Le jour tombait comme Herman, passant seul, en voiture, sur un des boulevards extérieurs, crut reconnaître la bonne vieille du pavillon, marchant le long des arbres, avec quelques autres indigentes.

Il s’élança à l’instant de voiture, ordonna à ses gens de l’attendre à la place où ils se trouvaient, et se mit à suivre celle qui avait frappé son attention.

Marchant à quelques pas en arrière, il distingua pourtant la robe noire de forme monacale que portait Jeanne, et, lorsqu’elle parla, son organe, son énonciation, si différents de ceux des autres femmes de cette classe, ne lui laissèrent plus de doute à son égard.

Il se promit bien de tout tenter dans cette occasion qui se présentait pour apprendre la demeure de Jeanne, pour connaître cette femme, et surtout pour lui porter des secours ; car il sentait en lui plus que de la pitié et comme un besoin extrême de la tirer de sa cruelle misère.

Après avoir cheminé quelques instants, les mendiantes s’arrêtèrent devant un petit restaurant du boulevard.

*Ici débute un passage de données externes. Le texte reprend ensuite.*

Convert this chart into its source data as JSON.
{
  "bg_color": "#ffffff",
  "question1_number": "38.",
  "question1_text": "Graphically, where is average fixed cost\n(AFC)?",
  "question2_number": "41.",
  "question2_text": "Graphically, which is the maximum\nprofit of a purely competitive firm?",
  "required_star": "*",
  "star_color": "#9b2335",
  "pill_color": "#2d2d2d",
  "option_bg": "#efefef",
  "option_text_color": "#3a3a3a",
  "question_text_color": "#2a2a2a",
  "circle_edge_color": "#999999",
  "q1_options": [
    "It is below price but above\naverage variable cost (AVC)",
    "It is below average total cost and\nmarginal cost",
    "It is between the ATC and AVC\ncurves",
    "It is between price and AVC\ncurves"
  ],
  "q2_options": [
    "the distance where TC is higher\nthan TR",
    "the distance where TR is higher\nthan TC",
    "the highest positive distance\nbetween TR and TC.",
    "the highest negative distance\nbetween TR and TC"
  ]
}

Elles montaient les degrés de la principale entrée de l’établissement, et Herman, resté un peu en arrière, se trouvait précisément à la porte du jardin attenant au restaurant. Sans prendre le temps d’aucune réflexion, il pénétra par là dans la maison.

Cet endroit, où il venait d’entrer ainsi, n’était autre que le Trou-à-vin ; mais il n’avait donné nulle attention à l’apparence de la taverne, que d’ailleurs la tombée du jour commençait à voiler.